The van was utterly ruined that December morning in 1992. God had spared me. But what about my grandfather? What would he say? In fact, he never said a single word about the van. Not one. There was no scolding, no repayment plan, nothing. Just forgiveness. And a grandfather’s smile that I was okay.
My grandfather’s grace reminds me of God’s grace in Jeremiah 31. There, despite their tremendous failings, God promises a restored relationship with His people, saying, “I will forgive their wickedness and will remember their sins no more” (v. 34).

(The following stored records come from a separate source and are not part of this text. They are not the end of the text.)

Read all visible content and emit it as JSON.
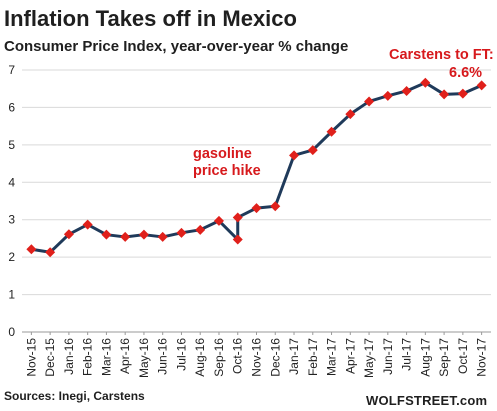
{
  "chart_data": {
    "type": "line",
    "title": "Inflation Takes off in Mexico",
    "subtitle": "Consumer Price Index, year-over-year % change",
    "xlabel": "",
    "ylabel": "",
    "ylim": [
      0,
      7
    ],
    "yticks": [
      "0",
      "1",
      "2",
      "3",
      "4",
      "5",
      "6",
      "7"
    ],
    "grid": true,
    "legend": "none",
    "series": [
      {
        "color": "#1f3a5a",
        "marker_color": "#e0201b",
        "points": [
          {
            "x": "Nov-15",
            "y": 2.21
          },
          {
            "x": "Dec-15",
            "y": 2.13
          },
          {
            "x": "Jan-16",
            "y": 2.61
          },
          {
            "x": "Feb-16",
            "y": 2.87
          },
          {
            "x": "Mar-16",
            "y": 2.6
          },
          {
            "x": "Apr-16",
            "y": 2.54
          },
          {
            "x": "May-16",
            "y": 2.6
          },
          {
            "x": "Jun-16",
            "y": 2.54
          },
          {
            "x": "Jul-16",
            "y": 2.65
          },
          {
            "x": "Aug-16",
            "y": 2.73
          },
          {
            "x": "Sep-16",
            "y": 2.97
          },
          {
            "x": "Oct-16a",
            "y": 2.47
          },
          {
            "x": "Oct-16b",
            "y": 3.06
          },
          {
            "x": "Nov-16",
            "y": 3.31
          },
          {
            "x": "Dec-16",
            "y": 3.36
          },
          {
            "x": "Jan-17",
            "y": 4.72
          },
          {
            "x": "Feb-17",
            "y": 4.86
          },
          {
            "x": "Mar-17",
            "y": 5.35
          },
          {
            "x": "Apr-17",
            "y": 5.82
          },
          {
            "x": "May-17",
            "y": 6.16
          },
          {
            "x": "Jun-17",
            "y": 6.31
          },
          {
            "x": "Jul-17",
            "y": 6.44
          },
          {
            "x": "Aug-17",
            "y": 6.66
          },
          {
            "x": "Sep-17",
            "y": 6.35
          },
          {
            "x": "Oct-17",
            "y": 6.37
          },
          {
            "x": "Nov-17",
            "y": 6.59
          }
        ]
      }
    ],
    "categories": [
      "Nov-15",
      "Dec-15",
      "Jan-16",
      "Feb-16",
      "Mar-16",
      "Apr-16",
      "May-16",
      "Jun-16",
      "Jul-16",
      "Aug-16",
      "Sep-16",
      "Oct-16",
      "Nov-16",
      "Dec-16",
      "Jan-17",
      "Feb-17",
      "Mar-17",
      "Apr-17",
      "May-17",
      "Jun-17",
      "Jul-17",
      "Aug-17",
      "Sep-17",
      "Oct-17",
      "Nov-17"
    ],
    "annotations": [
      {
        "text": "gasoline",
        "anchor": "Oct-16"
      },
      {
        "text": "price hike",
        "anchor": "Oct-16"
      },
      {
        "text": "Carstens to FT:",
        "anchor": "Nov-17"
      },
      {
        "text": "6.6%",
        "anchor": "Nov-17"
      }
    ]
  },
  "footer": {
    "source": "Sources: Inegi, Carstens",
    "brand": "WOLFSTREET.com"
  }
}
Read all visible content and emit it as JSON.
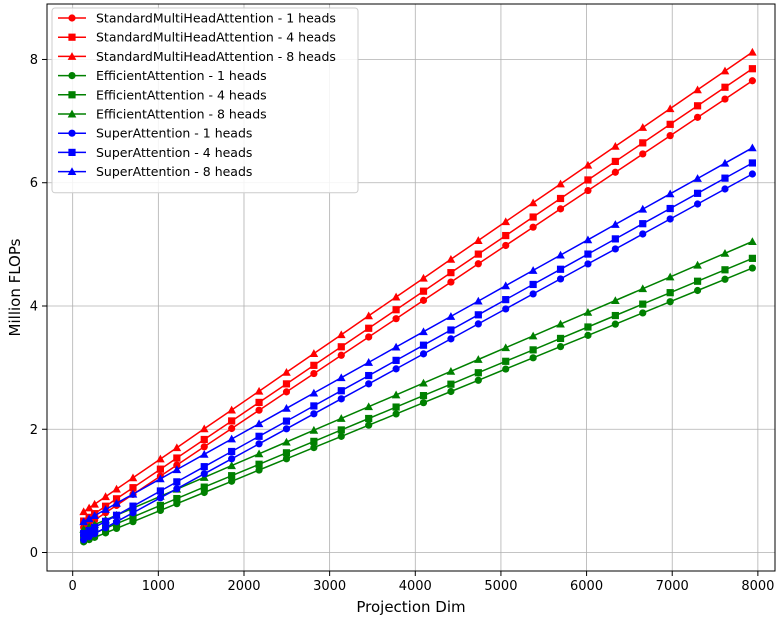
{
  "chart_data": {
    "type": "line",
    "title": "",
    "xlabel": "Projection Dim",
    "ylabel": "Million FLOPs",
    "xlim": [
      -300,
      8200
    ],
    "ylim": [
      -0.3,
      8.9
    ],
    "xticks": [
      0,
      1000,
      2000,
      3000,
      4000,
      5000,
      6000,
      7000,
      8000
    ],
    "yticks": [
      0,
      2,
      4,
      6,
      8
    ],
    "grid": true,
    "legend_position": "top-left",
    "x": [
      128,
      192,
      256,
      384,
      512,
      704,
      1024,
      1216,
      1536,
      1856,
      2176,
      2496,
      2816,
      3136,
      3456,
      3776,
      4096,
      4416,
      4736,
      5056,
      5376,
      5696,
      6016,
      6336,
      6656,
      6976,
      7296,
      7616,
      7936
    ],
    "series": [
      {
        "name": "StandardMultiHeadAttention - 1 heads",
        "color": "#ff0000",
        "marker": "circle",
        "intercept": 0.29,
        "slope": 0.000928
      },
      {
        "name": "StandardMultiHeadAttention - 4 heads",
        "color": "#ff0000",
        "marker": "square",
        "intercept": 0.39,
        "slope": 0.00094
      },
      {
        "name": "StandardMultiHeadAttention - 8 heads",
        "color": "#ff0000",
        "marker": "triangle",
        "intercept": 0.54,
        "slope": 0.000955
      },
      {
        "name": "EfficientAttention - 1 heads",
        "color": "#008000",
        "marker": "circle",
        "intercept": 0.1,
        "slope": 0.000569
      },
      {
        "name": "EfficientAttention - 4 heads",
        "color": "#008000",
        "marker": "square",
        "intercept": 0.17,
        "slope": 0.00058
      },
      {
        "name": "EfficientAttention - 8 heads",
        "color": "#008000",
        "marker": "triangle",
        "intercept": 0.3,
        "slope": 0.000598
      },
      {
        "name": "SuperAttention - 1 heads",
        "color": "#0000ff",
        "marker": "circle",
        "intercept": 0.11,
        "slope": 0.00076
      },
      {
        "name": "SuperAttention - 4 heads",
        "color": "#0000ff",
        "marker": "square",
        "intercept": 0.21,
        "slope": 0.00077
      },
      {
        "name": "SuperAttention - 8 heads",
        "color": "#0000ff",
        "marker": "triangle",
        "intercept": 0.4,
        "slope": 0.000777
      }
    ]
  }
}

I’m sure my grandfather never forgot that I’d wrecked his van. But he acted just like God does here, not remembering it, not shaming me, not making me work to repay the debt I rightfully owed. Just as God says He’ll do, my grandfather chose to remember it no more, as if the destructive thing I’d done had never happened.
By Adam R. Holz
REFLECT & PRAY
How should God’s forgiveness affect how you see your failures? How can you show others grace?
Father, thank You for Your forgiveness. When I cling to my shame, help me to recall that, in Christ, You remember my sins no more.
SCRIPTURE INSIGHT
In today’s passage (Jeremiah 31:27–34), Jeremiah, the weeping prophet, delivered a message from God to the Southern Kingdom of Judah concerning the new covenant that He would make with His people (ch. 31). It’s interesting to note that in both times of misfortune and fortune, God watches over believers in Jesus in the same way: “Just as I watched over them to uproot and tear down . . . I will watch over them to build and to plant” (v. 28). Watch/watched is translated from the same Hebrew word (shaqad ). It has the implication of keeping guard over something; to be on the lookout.